During his speech at the SCO Summit, Khurelsukh underscored Mongolia’s commitment to peace, multilateralism, and regional integration. Marking Ulaanbaatar’s active engagement in regional and global multilateral platforms, Khurelsukh emphasized Mongolia’s initiation to host the 17th Conference of the Parties (COP17) to the United Nations Convention to Combat Desertification in November 2026 and welcomed China and other partners to participate.
But, more importantly, Ulaanbaatar’s dealings with its two giant neighbors – Russia and China – happen at their trilateral summit, held on the sidelines of multilateral events like the SCO Summit.
On September 2, the day after the SCO Summit closed, Mongolia, China, and Russia convened their seventh trilateral leaders’ summit in China. As the host, China’s President Xi Jinping chaired the summit. He offered a three-point proposal on advancing China-Russia-Mongolia trilateral cooperation. First, Xi called for the three countries to cement political trust and thus the political will for trilateral cooperation.

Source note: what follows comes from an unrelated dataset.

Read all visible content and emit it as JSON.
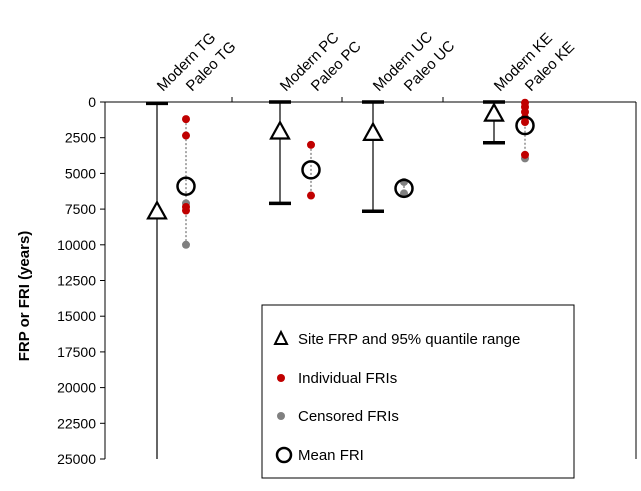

Second, he spoke of deepening mutually beneficial cooperation, particularly through infrastructure: “taking physical connectivity as a key direction, the three countries should actively promote their cross-border infrastructure and energy projects, and make such cooperation more substantive.”
During the summit, Khurelsukh attributed “particular importance to the joint projects in such areas as Economic Corridor infrastructure development, transport, logistics, energy and trade.”